The Good News and the Bad

I’m reminded of an old joke – An excited doctor rushes in to deliver the test results to the nervous man in the examining room. He anxiously asks the patient, “do you want the good news or bad news first?” The hopeful patient requests the good news. The doctor exclaims, “you’re going to have a disease named after you!”

I recently visited with representatives of the City of Hattiesburg, Mississippi, and EPA, Region 4 as we toured the Montgomery Environmental Park. Representatives of the City of Montgomery, Alabama led the tour and provided some excellent lessons learned. I’ve provided my five main takeaways from the visit below.

  1. Even a small bioswale can turn concrete -staining runoff from a fast food parking lot into little or no discharge that barely leaves a trace at the overflow.
  2. There is way more litter leaving urban areas than I would ever guess.
  3. Sediment is produced by even the most built-out urban areas… by the ton.
  4. Unwanted species of vegetation can ruin a nice constructed wetland if allowed to take hold.
  5. Maintenance personnel and equipment deserve enough space and access to their work as possible.

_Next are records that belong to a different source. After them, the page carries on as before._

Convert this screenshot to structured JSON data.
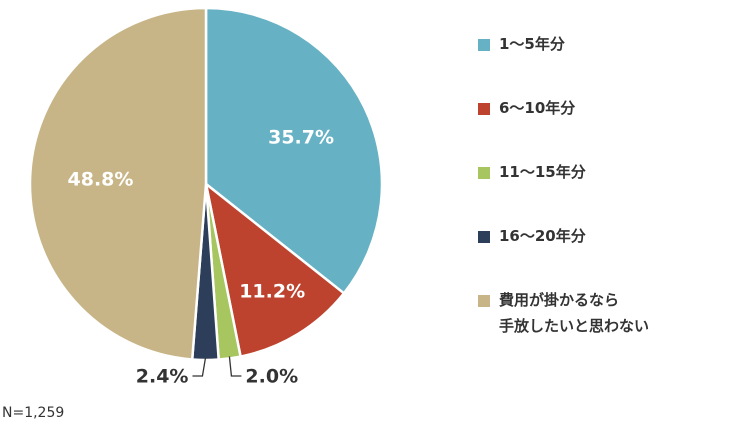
{
  "chart_data": {
    "type": "pie",
    "title": "",
    "categories": [
      "1〜5年分",
      "6〜10年分",
      "11〜15年分",
      "16〜20年分",
      "費用が掛かるなら\n手放したいと思わない"
    ],
    "values": [
      35.7,
      11.2,
      2.0,
      2.4,
      48.8
    ],
    "labels": [
      "35.7%",
      "11.2%",
      "2.0%",
      "2.4%",
      "48.8%"
    ],
    "colors": [
      "#66b2c4",
      "#bd432e",
      "#a7c65f",
      "#2c3e59",
      "#c8b587"
    ],
    "legend_position": "right",
    "note": "N=1,259"
  }
}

The good and the bad news from my visit is that a good portion of pollutants trying to leave the city of Montgomery are being captured by the constructed wetlands.

The pollutants are no longer making their way to impaired Catoma Creek… but Montgomery Public Works now has new work on its plate.

Stormwater planning and design don’t have the market on innovation. Finding better ways to construct and maintain our good works deserve just as much attention.

It was a good day with good people. Thanks to all for making it possible.